The chair swivels despondently from side to side while the sky crackles with repressed fury. The imaginary crowd begs for succor, but I, in my eternal and unceasing selfishness glare out my hatred from the depths of this high-backed chair. I refuse them their boon for I have words to spout and they must needs listen.

I wish today to discuss moods and how they bleed into my writing. This morn I awoke dazed and disoriented and en route to my morning ablutions I stubbed many a toe. Loud was the cursing and wailing of pain. Dreams of uncertain provenance haunted my rest. In short I have entered into a foul mood, or as I call them, the dastardly doldrums.

“Fear not my loyal subjects,” I say while putting on a brave face and flailing my arms about in what I think is a reassuring manner.

The crowd is far from reassured as the skies release their precious cargo. The whip-crack of peeling thunder deafens momentarily and the flash of lightning that follows doth blind many an imaginary person. I stare balefully at the clouds for a moment and make a shooing gesture. They retreat like whipped curs.

My heckler steps forth once more to make me see the light of reason. She says, “Oh snap out of it you big, whiny baby.”

“Nay, I will not,” I cry in a petulant voice.

For I have a reason and use for foul moods. I’ve discovered over the course of my writing career that these dastardly doldrums have some beneficial side effects. You will not find them on the label of any pill bottle nor during the thirty seconds at the end of a commercial where announcer tries to simultaneously whisper yet rush through a list of horrible side effects.

I find that when I’m in a bad mood it tends to slip into my writing (in a good way though). My writing style changes a little and becomes more epic (if that were possible). Characters start possessing hidden motives and tend to be broody, angry bastards. Descriptive words flourish with reckless abandon as the clouds of the mind transform into storm clouds in setting.

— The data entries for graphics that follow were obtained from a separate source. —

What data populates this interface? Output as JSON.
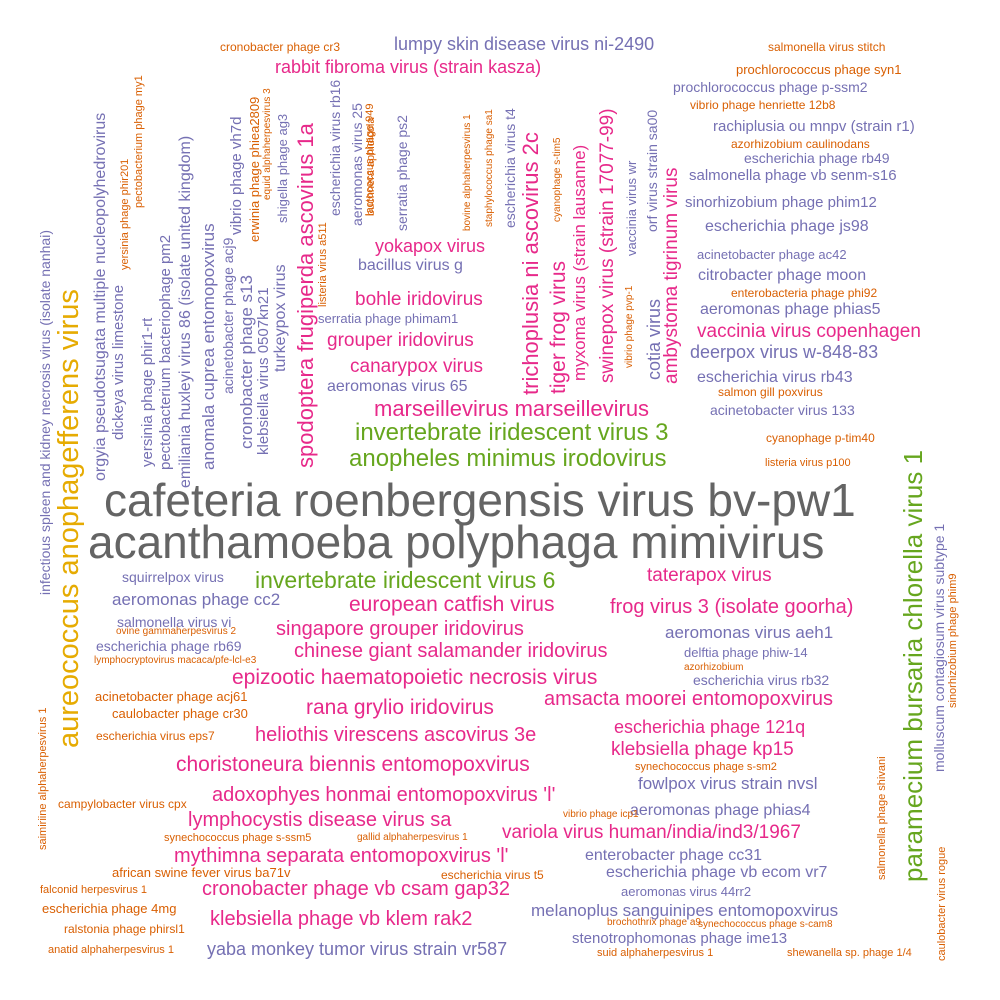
{
  "colors": {
    "gray": "#646464",
    "green": "#66a61e",
    "gold": "#e6ab02",
    "magenta": "#e7298a",
    "purple": "#7570b3",
    "orange": "#d95f02"
  },
  "words": [
    {
      "text": "cafeteria roenbergensis virus bv-pw1",
      "color": "gray"
    },
    {
      "text": "acanthamoeba polyphaga mimivirus",
      "color": "gray"
    },
    {
      "text": "aureococcus anophagefferens virus",
      "color": "gold"
    },
    {
      "text": "paramecium bursaria chlorella virus 1",
      "color": "green"
    },
    {
      "text": "invertebrate iridescent virus 3",
      "color": "green"
    },
    {
      "text": "anopheles minimus irodovirus",
      "color": "green"
    },
    {
      "text": "invertebrate iridescent virus 6",
      "color": "green"
    },
    {
      "text": "marseillevirus marseillevirus",
      "color": "magenta"
    },
    {
      "text": "european catfish virus",
      "color": "magenta"
    },
    {
      "text": "frog virus 3 (isolate goorha)",
      "color": "magenta"
    },
    {
      "text": "singapore grouper iridovirus",
      "color": "magenta"
    },
    {
      "text": "chinese giant salamander iridovirus",
      "color": "magenta"
    },
    {
      "text": "epizootic haematopoietic necrosis virus",
      "color": "magenta"
    },
    {
      "text": "rana grylio iridovirus",
      "color": "magenta"
    },
    {
      "text": "amsacta moorei entomopoxvirus",
      "color": "magenta"
    },
    {
      "text": "heliothis virescens ascovirus 3e",
      "color": "magenta"
    },
    {
      "text": "escherichia phage 121q",
      "color": "magenta"
    },
    {
      "text": "klebsiella phage kp15",
      "color": "magenta"
    },
    {
      "text": "choristoneura biennis entomopoxvirus",
      "color": "magenta"
    },
    {
      "text": "adoxophyes honmai entomopoxvirus 'l'",
      "color": "magenta"
    },
    {
      "text": "lymphocystis disease virus sa",
      "color": "magenta"
    },
    {
      "text": "variola virus human/india/ind3/1967",
      "color": "magenta"
    },
    {
      "text": "mythimna separata entomopoxvirus 'l'",
      "color": "magenta"
    },
    {
      "text": "cronobacter phage vb csam gap32",
      "color": "magenta"
    },
    {
      "text": "klebsiella phage vb klem rak2",
      "color": "magenta"
    },
    {
      "text": "taterapox virus",
      "color": "magenta"
    },
    {
      "text": "spodoptera frugiperda ascovirus 1a",
      "color": "magenta"
    },
    {
      "text": "trichoplusia ni ascovirus 2c",
      "color": "magenta"
    },
    {
      "text": "tiger frog virus",
      "color": "magenta"
    },
    {
      "text": "myxoma virus (strain lausanne)",
      "color": "magenta"
    },
    {
      "text": "swinepox virus (strain 17077-99)",
      "color": "magenta"
    },
    {
      "text": "ambystoma tigrinum virus",
      "color": "magenta"
    },
    {
      "text": "bohle iridovirus",
      "color": "magenta"
    },
    {
      "text": "grouper iridovirus",
      "color": "magenta"
    },
    {
      "text": "canarypox virus",
      "color": "magenta"
    },
    {
      "text": "yokapox virus",
      "color": "magenta"
    },
    {
      "text": "rabbit fibroma virus (strain kasza)",
      "color": "magenta"
    },
    {
      "text": "vaccinia virus copenhagen",
      "color": "magenta"
    },
    {
      "text": "cotia virus",
      "color": "purple"
    },
    {
      "text": "lumpy skin disease virus ni-2490",
      "color": "purple"
    },
    {
      "text": "deerpox virus w-848-83",
      "color": "purple"
    },
    {
      "text": "escherichia virus rb43",
      "color": "purple"
    },
    {
      "text": "aeromonas phage phias5",
      "color": "purple"
    },
    {
      "text": "citrobacter phage moon",
      "color": "purple"
    },
    {
      "text": "escherichia phage js98",
      "color": "purple"
    },
    {
      "text": "sinorhizobium phage phim12",
      "color": "purple"
    },
    {
      "text": "salmonella phage vb senm-s16",
      "color": "purple"
    },
    {
      "text": "escherichia phage rb49",
      "color": "purple"
    },
    {
      "text": "rachiplusia ou mnpv (strain r1)",
      "color": "purple"
    },
    {
      "text": "prochlorococcus phage p-ssm2",
      "color": "purple"
    },
    {
      "text": "acinetobacter phage ac42",
      "color": "purple"
    },
    {
      "text": "acinetobacter virus 133",
      "color": "purple"
    },
    {
      "text": "aeromonas virus 65",
      "color": "purple"
    },
    {
      "text": "serratia phage phimam1",
      "color": "purple"
    },
    {
      "text": "bacillus virus g",
      "color": "purple"
    },
    {
      "text": "squirrelpox virus",
      "color": "purple"
    },
    {
      "text": "aeromonas phage cc2",
      "color": "purple"
    },
    {
      "text": "salmonella virus vi",
      "color": "purple"
    },
    {
      "text": "escherichia phage rb69",
      "color": "purple"
    },
    {
      "text": "aeromonas virus aeh1",
      "color": "purple"
    },
    {
      "text": "delftia phage phiw-14",
      "color": "purple"
    },
    {
      "text": "escherichia virus rb32",
      "color": "purple"
    },
    {
      "text": "molluscum contagiosum virus subtype 1",
      "color": "purple"
    },
    {
      "text": "fowlpox virus strain nvsl",
      "color": "purple"
    },
    {
      "text": "aeromonas phage phias4",
      "color": "purple"
    },
    {
      "text": "enterobacter phage cc31",
      "color": "purple"
    },
    {
      "text": "escherichia phage vb ecom vr7",
      "color": "purple"
    },
    {
      "text": "aeromonas virus 44rr2",
      "color": "purple"
    },
    {
      "text": "melanoplus sanguinipes entomopoxvirus",
      "color": "purple"
    },
    {
      "text": "stenotrophomonas phage ime13",
      "color": "purple"
    },
    {
      "text": "yaba monkey tumor virus strain vr587",
      "color": "purple"
    },
    {
      "text": "infectious spleen and kidney necrosis virus (isolate nanhai)",
      "color": "purple"
    },
    {
      "text": "orgyia pseudotsugata multiple nucleopolyhedrovirus",
      "color": "purple"
    },
    {
      "text": "dickeya virus limestone",
      "color": "purple"
    },
    {
      "text": "yersinia phage phir1-rt",
      "color": "purple"
    },
    {
      "text": "pectobacterium bacteriophage pm2",
      "color": "purple"
    },
    {
      "text": "emiliania huxleyi virus 86 (isolate united kingdom)",
      "color": "purple"
    },
    {
      "text": "anomala cuprea entomopoxvirus",
      "color": "purple"
    },
    {
      "text": "acinetobacter phage acj9",
      "color": "purple"
    },
    {
      "text": "cronobacter phage s13",
      "color": "purple"
    },
    {
      "text": "vibrio phage vh7d",
      "color": "purple"
    },
    {
      "text": "klebsiella virus 0507kn21",
      "color": "purple"
    },
    {
      "text": "turkeypox virus",
      "color": "purple"
    },
    {
      "text": "shigella phage ag3",
      "color": "purple"
    },
    {
      "text": "escherichia virus rb16",
      "color": "purple"
    },
    {
      "text": "aeromonas virus 25",
      "color": "purple"
    },
    {
      "text": "serratia phage ps2",
      "color": "purple"
    },
    {
      "text": "escherichia virus t4",
      "color": "purple"
    },
    {
      "text": "vaccinia virus wr",
      "color": "purple"
    },
    {
      "text": "orf virus strain sa00",
      "color": "purple"
    },
    {
      "text": "cronobacter phage cr3",
      "color": "orange"
    },
    {
      "text": "salmonella virus stitch",
      "color": "orange"
    },
    {
      "text": "prochlorococcus phage syn1",
      "color": "orange"
    },
    {
      "text": "vibrio phage henriette 12b8",
      "color": "orange"
    },
    {
      "text": "azorhizobium caulinodans",
      "color": "orange"
    },
    {
      "text": "enterobacteria phage phi92",
      "color": "orange"
    },
    {
      "text": "salmon gill poxvirus",
      "color": "orange"
    },
    {
      "text": "cyanophage p-tim40",
      "color": "orange"
    },
    {
      "text": "listeria virus p100",
      "color": "orange"
    },
    {
      "text": "ovine gammaherpesvirus 2",
      "color": "orange"
    },
    {
      "text": "lymphocryptovirus macaca/pfe-lcl-e3",
      "color": "orange"
    },
    {
      "text": "azorhizobium",
      "color": "orange"
    },
    {
      "text": "acinetobacter phage acj61",
      "color": "orange"
    },
    {
      "text": "caulobacter phage cr30",
      "color": "orange"
    },
    {
      "text": "escherichia virus eps7",
      "color": "orange"
    },
    {
      "text": "synechococcus phage s-sm2",
      "color": "orange"
    },
    {
      "text": "campylobacter virus cpx",
      "color": "orange"
    },
    {
      "text": "vibrio phage icp1",
      "color": "orange"
    },
    {
      "text": "synechococcus phage s-ssm5",
      "color": "orange"
    },
    {
      "text": "gallid alphaherpesvirus 1",
      "color": "orange"
    },
    {
      "text": "african swine fever virus ba71v",
      "color": "orange"
    },
    {
      "text": "escherichia virus t5",
      "color": "orange"
    },
    {
      "text": "falconid herpesvirus 1",
      "color": "orange"
    },
    {
      "text": "escherichia phage 4mg",
      "color": "orange"
    },
    {
      "text": "ralstonia phage phirsl1",
      "color": "orange"
    },
    {
      "text": "anatid alphaherpesvirus 1",
      "color": "orange"
    },
    {
      "text": "brochothrix phage a9",
      "color": "orange"
    },
    {
      "text": "synechococcus phage s-cam8",
      "color": "orange"
    },
    {
      "text": "suid alphaherpesvirus 1",
      "color": "orange"
    },
    {
      "text": "shewanella sp. phage 1/4",
      "color": "orange"
    },
    {
      "text": "caulobacter virus rogue",
      "color": "orange"
    },
    {
      "text": "salmonella phage shivani",
      "color": "orange"
    },
    {
      "text": "sinorhizobium phage phim9",
      "color": "orange"
    },
    {
      "text": "saimiriine alphaherpesvirus 1",
      "color": "orange"
    },
    {
      "text": "yersinia phage phir201",
      "color": "orange"
    },
    {
      "text": "pectobacterium phage my1",
      "color": "orange"
    },
    {
      "text": "erwinia phage phiea2809",
      "color": "orange"
    },
    {
      "text": "equid alphaherpesvirus 3",
      "color": "orange"
    },
    {
      "text": "listeria virus a511",
      "color": "orange"
    },
    {
      "text": "lactococcus phage 949",
      "color": "orange"
    },
    {
      "text": "buchnera aphidicola",
      "color": "orange"
    },
    {
      "text": "bovine alphaherpesvirus 1",
      "color": "orange"
    },
    {
      "text": "staphylococcus phage sa1",
      "color": "orange"
    },
    {
      "text": "cyanophage s-tim5",
      "color": "orange"
    },
    {
      "text": "vibrio phage pvp-1",
      "color": "orange"
    }
  ]
}
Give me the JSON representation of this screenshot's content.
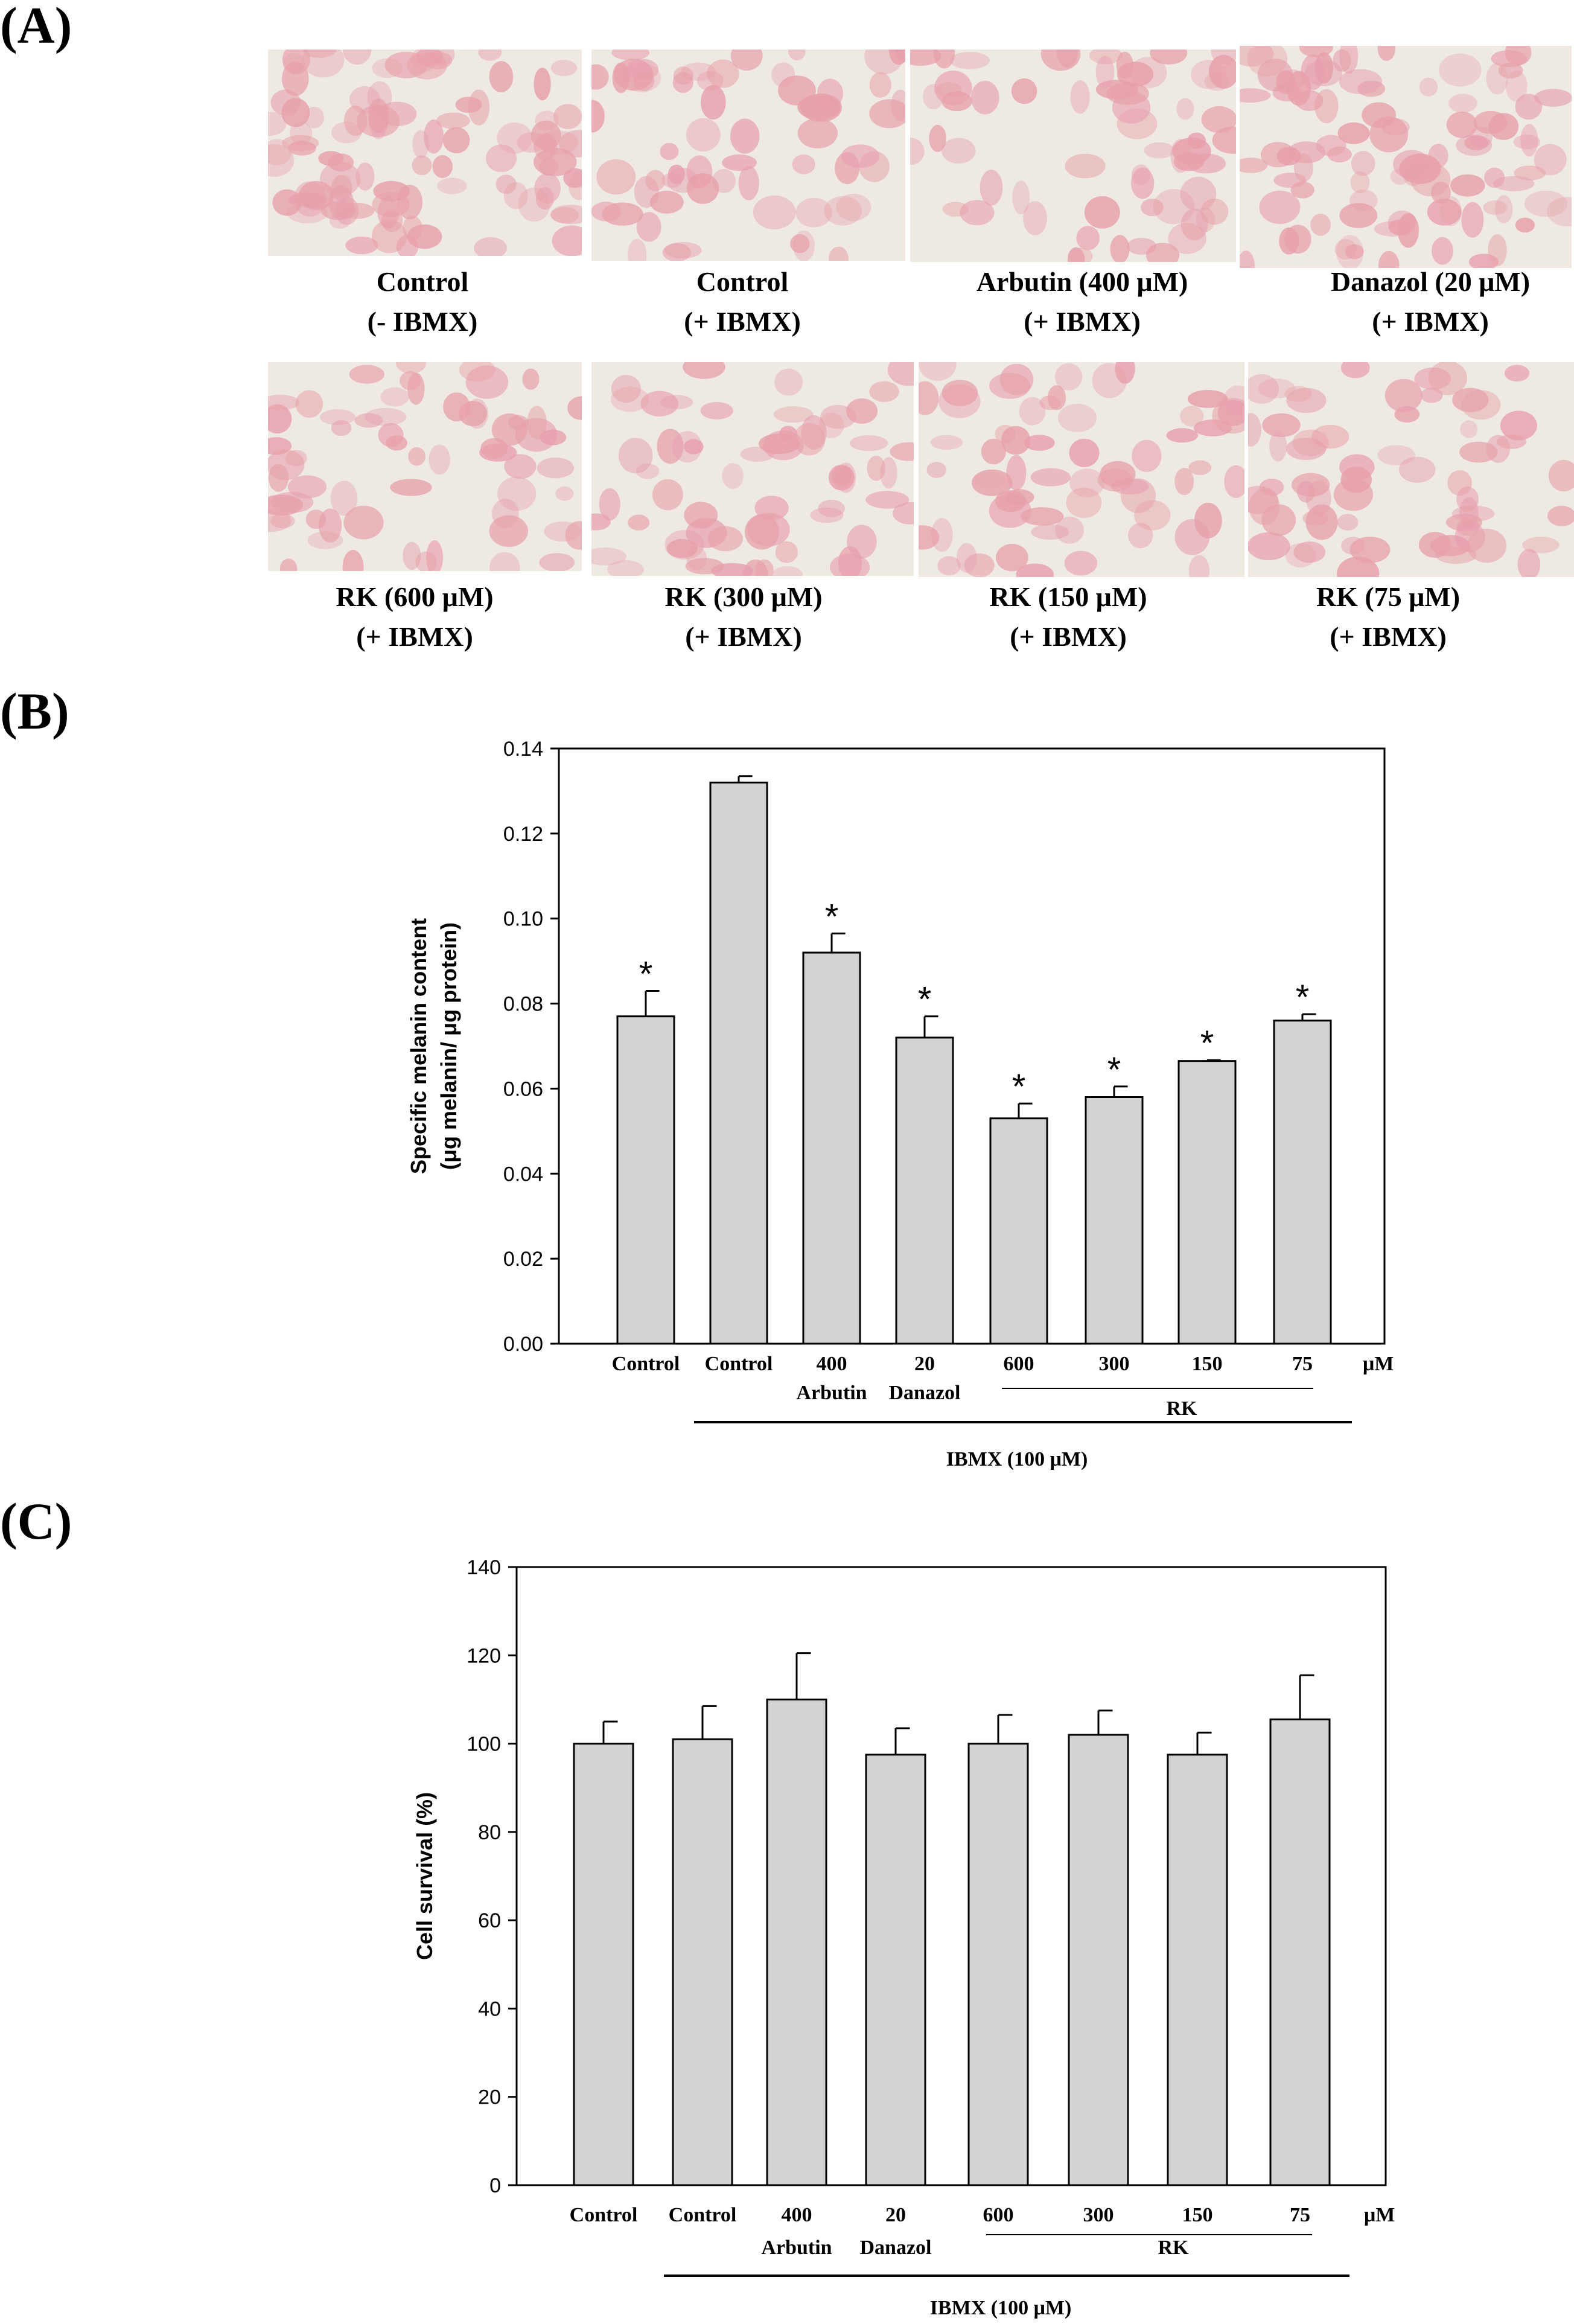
{
  "panel_labels": {
    "a": "(A)",
    "b": "(B)",
    "c": "(C)"
  },
  "micrographs": [
    {
      "caption_line1": "Control",
      "caption_line2": "(- IBMX)"
    },
    {
      "caption_line1": "Control",
      "caption_line2": "(+ IBMX)"
    },
    {
      "caption_line1": "Arbutin (400 μM)",
      "caption_line2": "(+ IBMX)"
    },
    {
      "caption_line1": "Danazol (20 μM)",
      "caption_line2": "(+ IBMX)"
    },
    {
      "caption_line1": "RK (600 μM)",
      "caption_line2": "(+ IBMX)"
    },
    {
      "caption_line1": "RK (300 μM)",
      "caption_line2": "(+ IBMX)"
    },
    {
      "caption_line1": "RK (150 μM)",
      "caption_line2": "(+ IBMX)"
    },
    {
      "caption_line1": "RK (75 μM)",
      "caption_line2": "(+ IBMX)"
    }
  ],
  "colors": {
    "bar_fill": "#d3d3d3",
    "stain": "#e7a0ac",
    "background_field": "#eeeae2"
  },
  "chart_data": [
    {
      "type": "bar",
      "ylabel_line1": "Specific melanin content",
      "ylabel_line2": "(μg melanin/ μg protein)",
      "ylim": [
        0,
        0.14
      ],
      "yticks": [
        "0.00",
        "0.02",
        "0.04",
        "0.06",
        "0.08",
        "0.10",
        "0.12",
        "0.14"
      ],
      "categories": [
        {
          "top": "Control",
          "bottom": ""
        },
        {
          "top": "Control",
          "bottom": ""
        },
        {
          "top": "400",
          "bottom": "Arbutin"
        },
        {
          "top": "20",
          "bottom": "Danazol"
        },
        {
          "top": "600",
          "bottom": ""
        },
        {
          "top": "300",
          "bottom": ""
        },
        {
          "top": "150",
          "bottom": ""
        },
        {
          "top": "75",
          "bottom": ""
        }
      ],
      "values": [
        0.077,
        0.132,
        0.092,
        0.072,
        0.053,
        0.058,
        0.0665,
        0.076
      ],
      "errors": [
        0.006,
        0.0015,
        0.0045,
        0.005,
        0.0035,
        0.0025,
        0.0002,
        0.0015
      ],
      "significance": [
        "*",
        "",
        "*",
        "*",
        "*",
        "*",
        "*",
        "*"
      ],
      "unit_label": "μM",
      "group_label": "RK",
      "treatment_label": "IBMX (100 μM)"
    },
    {
      "type": "bar",
      "ylabel_line1": "Cell survival (%)",
      "ylabel_line2": "",
      "ylim": [
        0,
        140
      ],
      "yticks": [
        "0",
        "20",
        "40",
        "60",
        "80",
        "100",
        "120",
        "140"
      ],
      "categories": [
        {
          "top": "Control",
          "bottom": ""
        },
        {
          "top": "Control",
          "bottom": ""
        },
        {
          "top": "400",
          "bottom": "Arbutin"
        },
        {
          "top": "20",
          "bottom": "Danazol"
        },
        {
          "top": "600",
          "bottom": ""
        },
        {
          "top": "300",
          "bottom": ""
        },
        {
          "top": "150",
          "bottom": ""
        },
        {
          "top": "75",
          "bottom": ""
        }
      ],
      "values": [
        100,
        101,
        110,
        97.5,
        100,
        102,
        97.5,
        105.5
      ],
      "errors": [
        5,
        7.5,
        10.5,
        6,
        6.5,
        5.5,
        5,
        10
      ],
      "significance": [
        "",
        "",
        "",
        "",
        "",
        "",
        "",
        ""
      ],
      "unit_label": "μM",
      "group_label": "RK",
      "treatment_label": "IBMX (100 μM)"
    }
  ]
}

It is during these times that I rush to set pen to paper or finger to keyboard. I love my writing style in these dark times. Ultimately that love for my writing (I swear my ego is actually small) begins dragging me from the depths of despondency and once more into the cheery self that usually faces the world. If I do get mired in these doldrums I just picture a bear in a top hat (it works like a charm).

So I fear not the foul mood but rather accept it as the catalyst for writing it is for me. Not that I’m some grotesque human that revels in his anger and rage, but I’ve realized to see the silver lining in these things. As one of my favorite characters frequently says “You have to be realistic.”